In service to his vision of the world, the President has spent the year undoing every environmental law he can find. The zeal of his lieutenants—Lee Zeldin, at the Environmental Protection Agency; the former fracking executive Christopher Wright, at the Department of Energy; and others—has been remarkable. They’ve unleashed oil drilling along the coasts, opened up vast new stretches of the interior for coal mining, scrapped laws that attempted to staunch the flow of methane from gas wells into the air. Here’s Wright, on climate science, “Like, it’s a real physical phenomenon. It’s worth understanding a little bit. But to call it a crisis and point to disasters and say that that’s climate change, that’s to say, I’m not going to do my homework.”
Indeed, he and his colleagues are working hard to make it impossible for anyone to do their homework. They’ve shut down NASA’s upper Manhattan Goddard Institute for Space Studies, where James Hansen and other scientists first documented our plight, proposed to shut down the satellites that watch the climate changing, and even planned, in next year’s budget, to shut down the monitoring stations at Mauna Loa and elsewhere which keep track of how much carbon is pouring into the atmosphere. It is almost certainly the greatest collective act of scientific vandalism in recent American history. It would be easy, and accurate, to call 2025 the low point of human action on the climate crisis.
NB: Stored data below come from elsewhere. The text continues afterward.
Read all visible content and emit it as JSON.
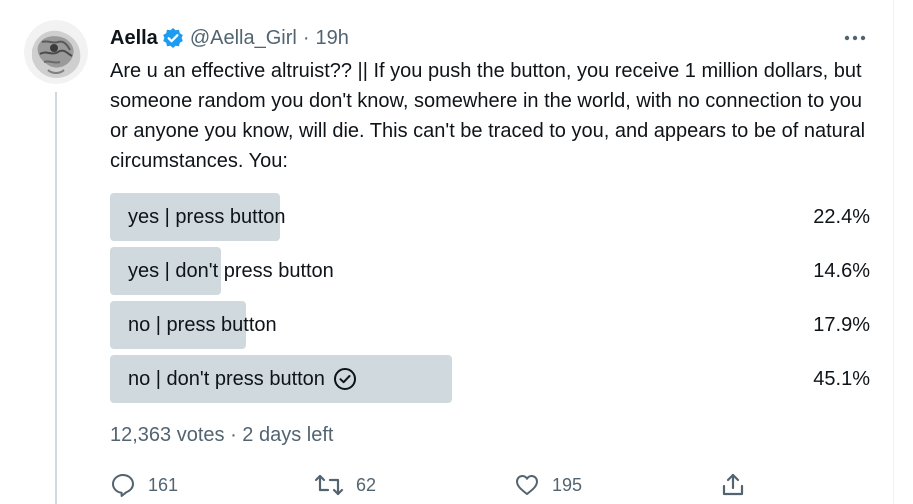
{
  "tweet": {
    "author_name": "Aella",
    "author_handle": "@Aella_Girl",
    "separator": "·",
    "timestamp": "19h",
    "text": "Are u an effective altruist?? || If you push the button, you receive 1 million dollars, but someone random you don't know, somewhere in the world, with no connection to you or anyone you know, will die. This can't be traced to you, and appears to be of natural circumstances. You:"
  },
  "poll": {
    "options": [
      {
        "label": "yes | press button",
        "percent": "22.4%",
        "fraction": 0.224,
        "selected": false
      },
      {
        "label": "yes | don't press button",
        "percent": "14.6%",
        "fraction": 0.146,
        "selected": false
      },
      {
        "label": "no | press button",
        "percent": "17.9%",
        "fraction": 0.179,
        "selected": false
      },
      {
        "label": "no | don't press button",
        "percent": "45.1%",
        "fraction": 0.451,
        "selected": true
      }
    ],
    "votes_text": "12,363 votes · 2 days left"
  },
  "actions": {
    "reply_count": "161",
    "retweet_count": "62",
    "like_count": "195"
  },
  "icons": {
    "verified": "verified-badge-icon",
    "more": "more-icon",
    "check": "check-circle-icon",
    "reply": "reply-icon",
    "retweet": "retweet-icon",
    "like": "like-icon",
    "share": "share-icon"
  },
  "colors": {
    "accent": "#1d9bf0",
    "muted_text": "#536471",
    "poll_bar": "#cfd9de"
  }
}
And yet, it’s at least possible that Trump and company’s assault on environmental norms is more shrill than confident. Because something else happened this year that gives at least some hope for the future: the remarkable rise in clean, renewable energy, which set every kind of record in 2025. In May, in a rush to get solar farms up before a subsidies-for-growth policy ended, China was installing an average of three gigawatts of solar capacity a day—the U.S. installed a total of twenty-one gigawatts in the first three quarters of this year. China, which is currently at the center of the renewable revolution, broke its own records with ease: after surpassing its 2030 targets in 2024, it set new targets for 2035 this year, including a renewable-electricity share exceeding thirty per cent. It’s not alone: India met a 2030 target early, too. As Reuters reported in July, fifty per cent of installed electric capacity in the world’s most populous country ran on something other than fossil fuels. That’s not the same thing as saying it generated half its power from the sun and wind, but India was definitely trending in the right direction: coal use dropped nearly three per cent in the first half of the year.
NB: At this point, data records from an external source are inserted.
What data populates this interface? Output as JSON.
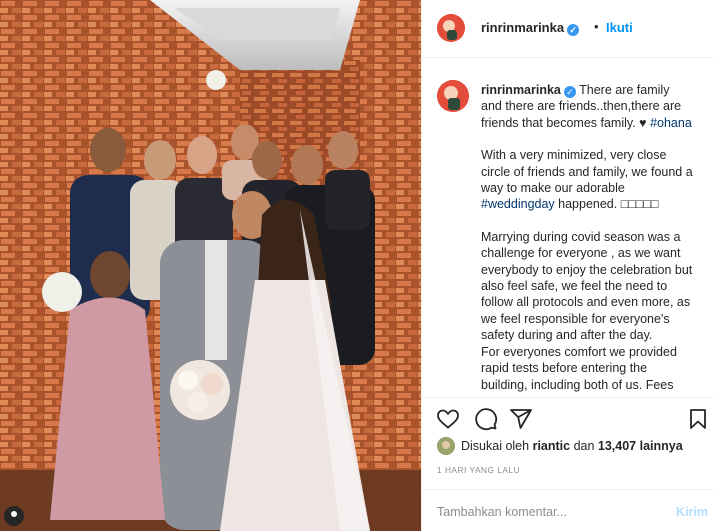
{
  "post": {
    "username": "rinrinmarinka",
    "verified_glyph": "✓",
    "dot": "•",
    "follow_label": "Ikuti"
  },
  "caption": {
    "username": "rinrinmarinka",
    "p1_text": " There are family and there are friends..then,there are friends that becomes family. ♥",
    "p1_tag": "#ohana",
    "p2_text": "With a very minimized, very close circle of friends and family, we found a way to make our adorable ",
    "p2_tag": "#weddingday",
    "p2_end": " happened. □□□□□",
    "p3_text": "Marrying during covid season was a challenge for everyone , as we want everybody to enjoy the celebration but also feel safe, we feel the need to follow all protocols and even more, as we feel responsible for everyone's safety during and after the day.",
    "p3_text2": "For everyones comfort we provided rapid tests before entering the building, including both of us. Fees"
  },
  "icons": {
    "like": "heart-icon",
    "comment": "comment-icon",
    "share": "share-icon",
    "save": "bookmark-icon"
  },
  "likes": {
    "prefix": "Disukai oleh ",
    "user": "riantic",
    "middle": " dan ",
    "count": "13,407 lainnya"
  },
  "timestamp": "1 HARI YANG LALU",
  "comment_box": {
    "placeholder": "Tambahkan komentar...",
    "post_label": "Kirim"
  },
  "colors": {
    "accent": "#0095f6",
    "post_disabled": "#b2dffc",
    "tag": "#00376b",
    "muted": "#8e8e8e"
  }
}
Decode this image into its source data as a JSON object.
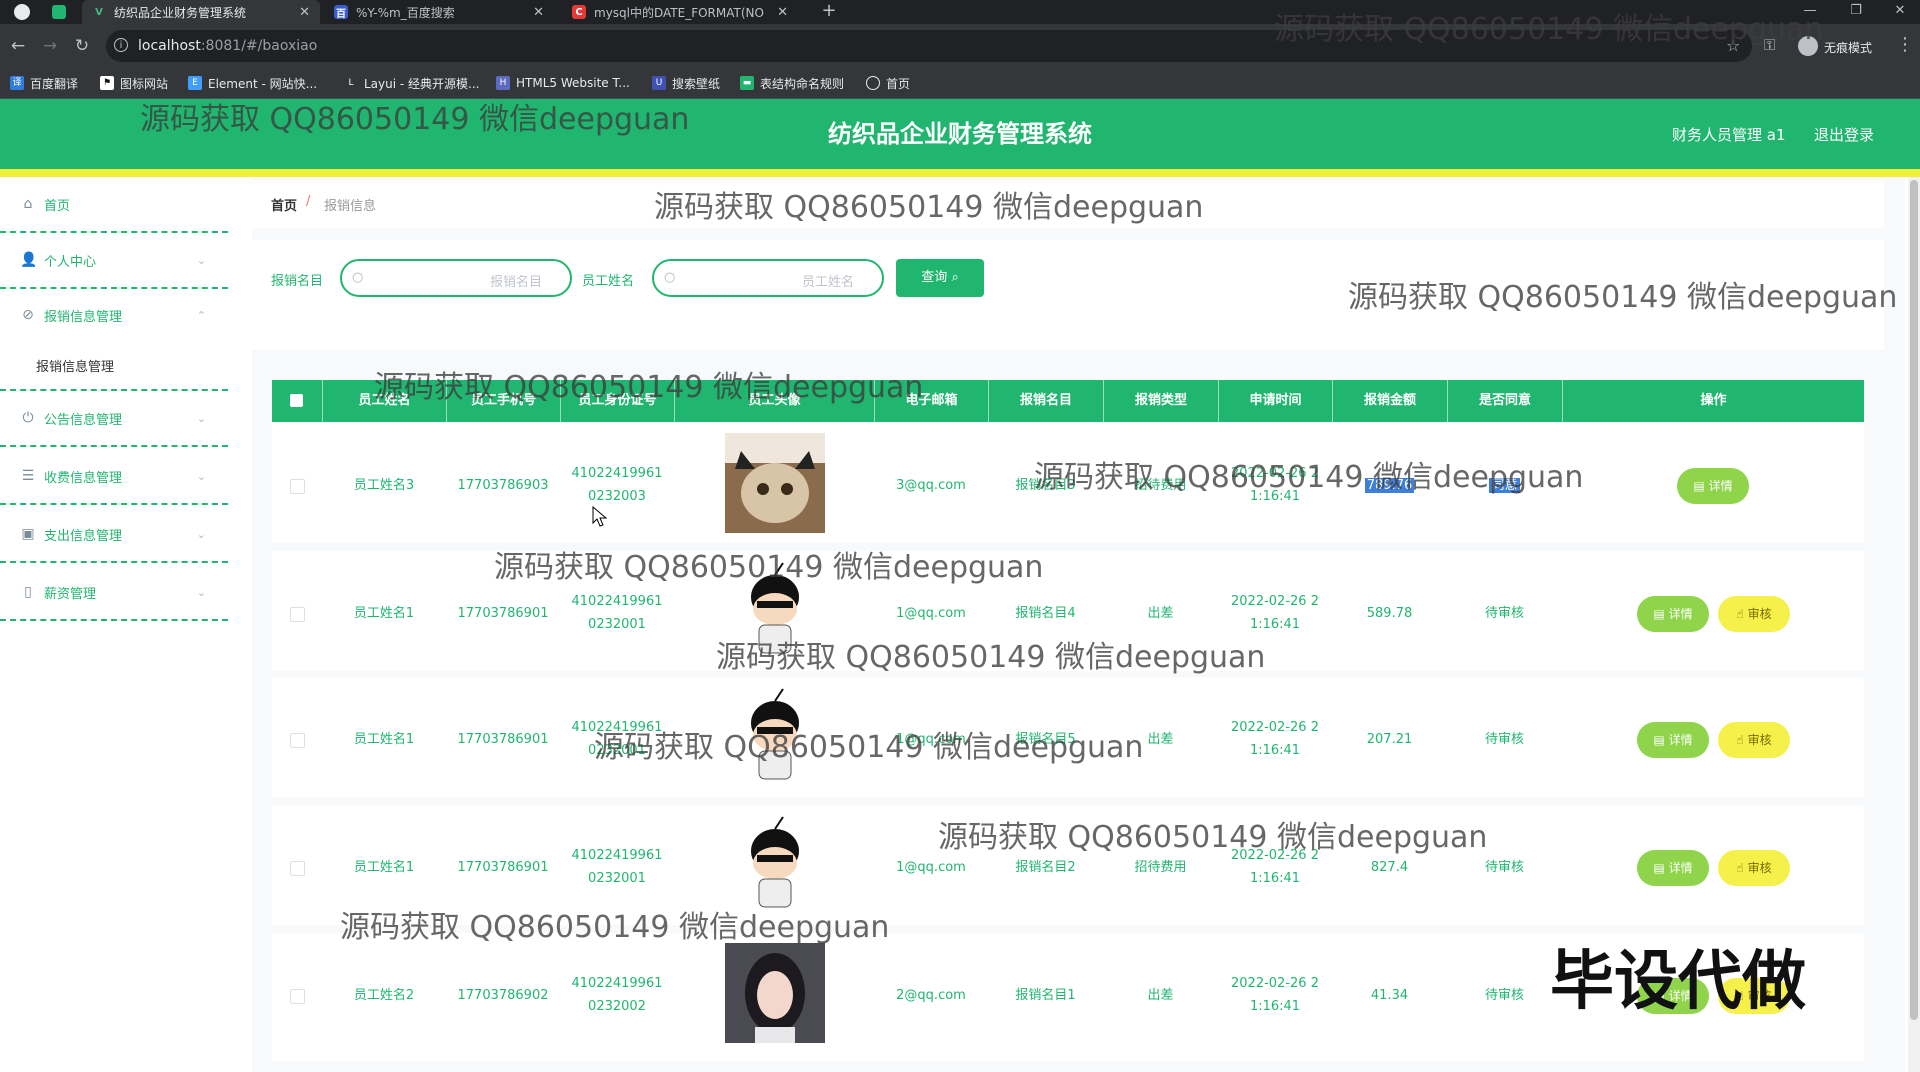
{
  "browser": {
    "tabs": [
      {
        "title": "纺织品企业财务管理系统",
        "active": true,
        "favicon": "V"
      },
      {
        "title": "%Y-%m_百度搜索",
        "active": false,
        "favicon": "百"
      },
      {
        "title": "mysql中的DATE_FORMAT(NO",
        "active": false,
        "favicon": "C"
      }
    ],
    "url_host": "localhost",
    "url_rest": ":8081/#/baoxiao",
    "incognito_label": "无痕模式",
    "bookmarks": [
      "百度翻译",
      "图标网站",
      "Element - 网站快...",
      "Layui - 经典开源模...",
      "HTML5 Website T...",
      "搜索壁纸",
      "表结构命名规则",
      "首页"
    ]
  },
  "app": {
    "title": "纺织品企业财务管理系统",
    "user_info": "财务人员管理 a1",
    "logout": "退出登录",
    "colors": {
      "primary": "#20b66f",
      "accent_strip": "#f1ee3a",
      "detail_btn": "#8fd44a",
      "audit_btn": "#f5f04a"
    }
  },
  "sidebar": {
    "items": [
      {
        "label": "首页",
        "icon": "home-icon",
        "arrow": ""
      },
      {
        "label": "个人中心",
        "icon": "user-icon",
        "arrow": "⌄"
      },
      {
        "label": "报销信息管理",
        "icon": "receipt-icon",
        "arrow": "⌃"
      },
      {
        "label": "公告信息管理",
        "icon": "power-icon",
        "arrow": "⌄"
      },
      {
        "label": "收费信息管理",
        "icon": "list-icon",
        "arrow": "⌄"
      },
      {
        "label": "支出信息管理",
        "icon": "briefcase-icon",
        "arrow": "⌄"
      },
      {
        "label": "薪资管理",
        "icon": "money-icon",
        "arrow": "⌄"
      }
    ],
    "sub_item": "报销信息管理"
  },
  "breadcrumb": {
    "home": "首页",
    "separator": "/",
    "current": "报销信息"
  },
  "search": {
    "field1_label": "报销名目",
    "field1_placeholder": "报销名目",
    "field2_label": "员工姓名",
    "field2_placeholder": "员工姓名",
    "query_button": "查询"
  },
  "table": {
    "headers": [
      "员工姓名",
      "员工手机号",
      "员工身份证号",
      "员工头像",
      "电子邮箱",
      "报销名目",
      "报销类型",
      "申请时间",
      "报销金额",
      "是否同意",
      "操作"
    ],
    "detail_label": "详情",
    "audit_label": "审核",
    "rows": [
      {
        "name": "员工姓名3",
        "phone": "17703786903",
        "id1": "41022419961",
        "id2": "0232003",
        "email": "3@qq.com",
        "item": "报销名目3",
        "type": "招待费用",
        "time1": "2022-02-26 2",
        "time2": "1:16:41",
        "amount": "789.76",
        "status": "同意",
        "avatar": "cat",
        "audit": false
      },
      {
        "name": "员工姓名1",
        "phone": "17703786901",
        "id1": "41022419961",
        "id2": "0232001",
        "email": "1@qq.com",
        "item": "报销名目4",
        "type": "出差",
        "time1": "2022-02-26 2",
        "time2": "1:16:41",
        "amount": "589.78",
        "status": "待审核",
        "avatar": "cartoon",
        "audit": true
      },
      {
        "name": "员工姓名1",
        "phone": "17703786901",
        "id1": "41022419961",
        "id2": "0232001",
        "email": "1@qq.com",
        "item": "报销名目5",
        "type": "出差",
        "time1": "2022-02-26 2",
        "time2": "1:16:41",
        "amount": "207.21",
        "status": "待审核",
        "avatar": "cartoon",
        "audit": true
      },
      {
        "name": "员工姓名1",
        "phone": "17703786901",
        "id1": "41022419961",
        "id2": "0232001",
        "email": "1@qq.com",
        "item": "报销名目2",
        "type": "招待费用",
        "time1": "2022-02-26 2",
        "time2": "1:16:41",
        "amount": "827.4",
        "status": "待审核",
        "avatar": "cartoon",
        "audit": true
      },
      {
        "name": "员工姓名2",
        "phone": "17703786902",
        "id1": "41022419961",
        "id2": "0232002",
        "email": "2@qq.com",
        "item": "报销名目1",
        "type": "出差",
        "time1": "2022-02-26 2",
        "time2": "1:16:41",
        "amount": "41.34",
        "status": "待审核",
        "avatar": "girl",
        "audit": true
      }
    ]
  },
  "watermark_text": "源码获取 QQ86050149 微信deepguan",
  "stamp_text": "毕设代做"
}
Similar transitions have been occurring almost everywhere: in November, the Energy Information Administration reported that California used seventeen per cent less natural gas to produce electricity than it had the year before. Pakistan, which has seen a rapid solar buildout in the past two years, reached an agreement with Qatar to divert twenty-four liquified natural-gas cargoes in 2026 after domestic demand fell—with Pakistan bearing the loss if Qatar sells the cargoes below contract price. They simply don’t need the imports anymore. All told, through September, we generated almost a third more energy from the sun this year than last.
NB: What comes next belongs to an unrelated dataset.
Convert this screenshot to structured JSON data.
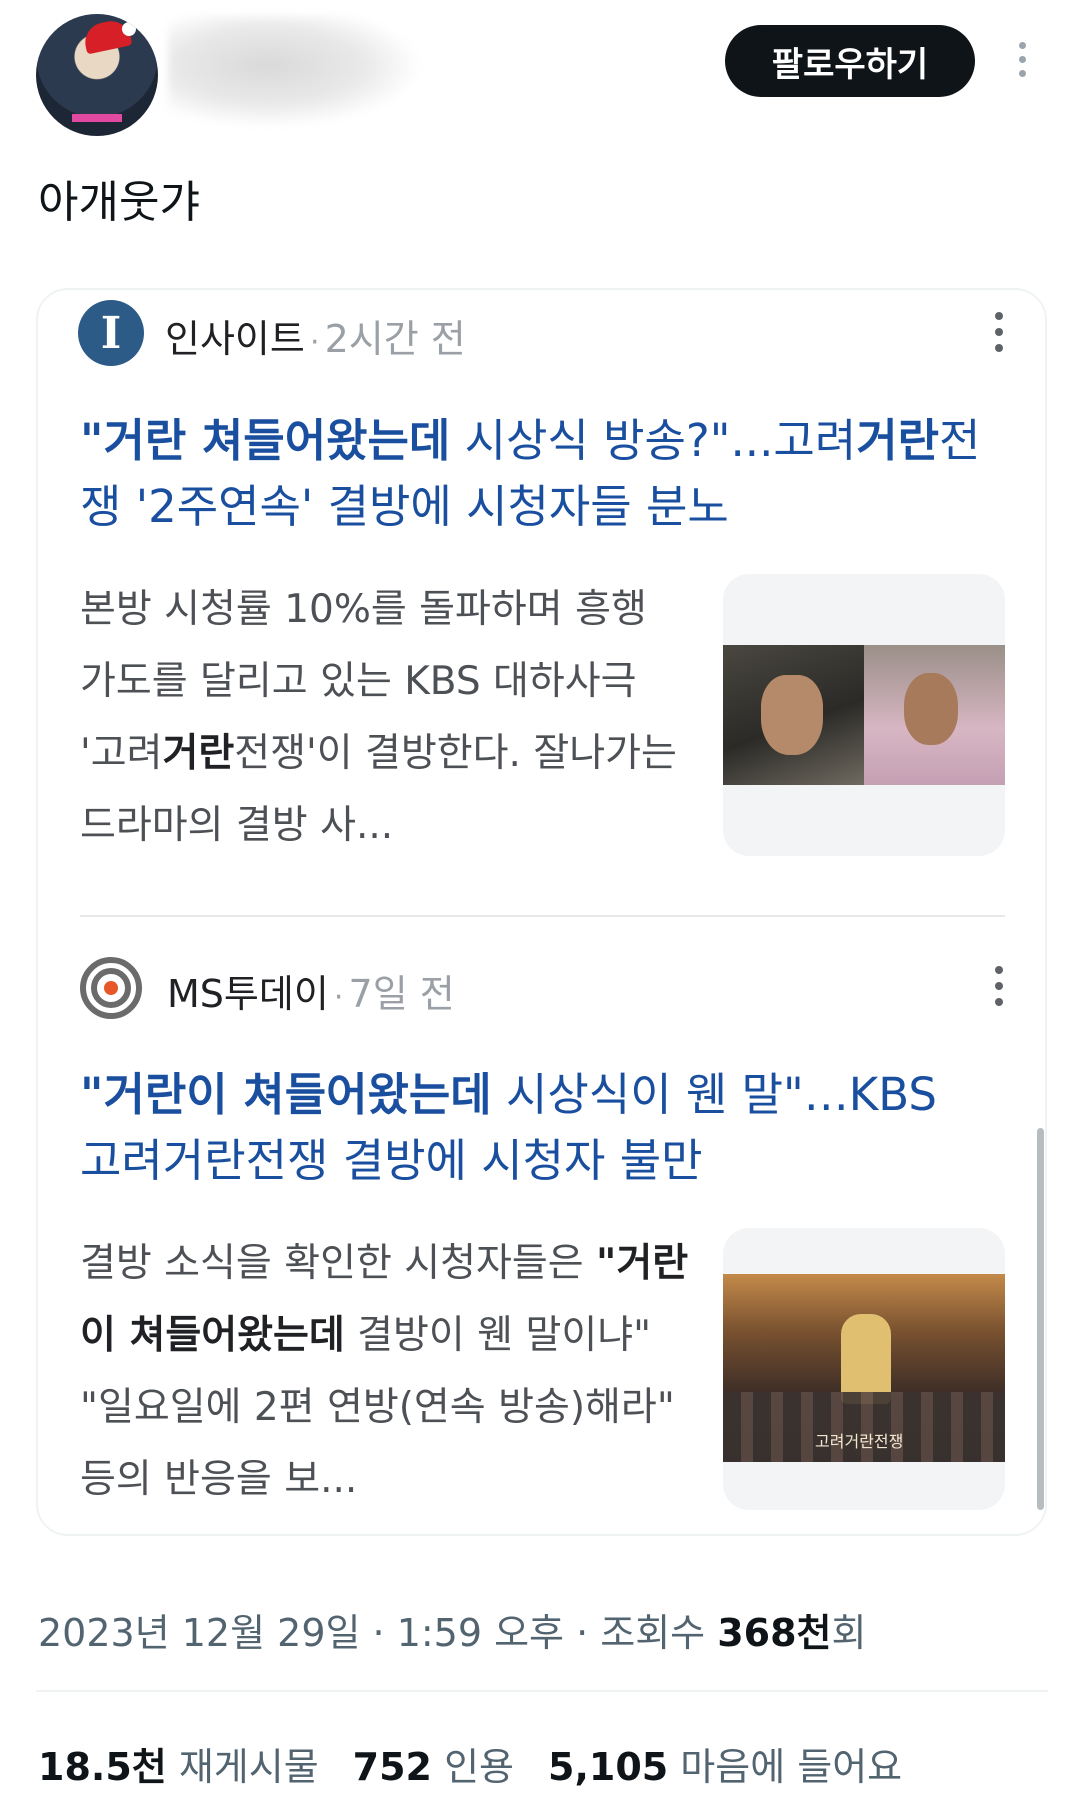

All this flies in the face of Trump’s call for U.S. “energy dominance” from oil and gas. He’s tried, with some success, to build that dominance on the back of tariffs—when the E.U. and Japan agreed to buy hundreds of billions of dollars’ worth of liquefied natural gas, he cut their threatened tariff rates substantially, in what could be described only as a shakedown. He’s also done his best to wreck the prospects of clean energy, not only gutting President Joe Biden’s Inflation Reduction Act, which was designed to help America catch up with China’s green-tech lead, but also trying to halt work on nearly completed wind farms off the Atlantic seaboard. Just weeks ago, he put the kibosh on what would have been America’s largest solar array, in Nevada. And he’s tried to take his case around the world, lecturing leaders about the folly of clean energy.
Here he is again, at the U.N., offering his definitive take on solar and wind power: “By the way, they’re a joke. They don’t work. They’re too expensive. They’re not strong enough to fire up the plants that you need to make your country great. The wind doesn’t blow. Those big windmills are so pathetic and so bad, so expensive to operate, and they have to be rebuilt all the time and they start to rust and rot. Most expensive energy ever conceived. And it’s actually energy. You’re supposed to make money with energy, not lose money. You lose money, the governments have to subsidize. You can’t put them out without massive subsidies.” And this is how he summed up the situation: “And I’m really good at predicting things. . . . I don’t say that in a braggadocious way, but it’s true. I’ve been right about everything. And I’m telling you that if you don’t get away from this green-energy scam, your country is going to fail.”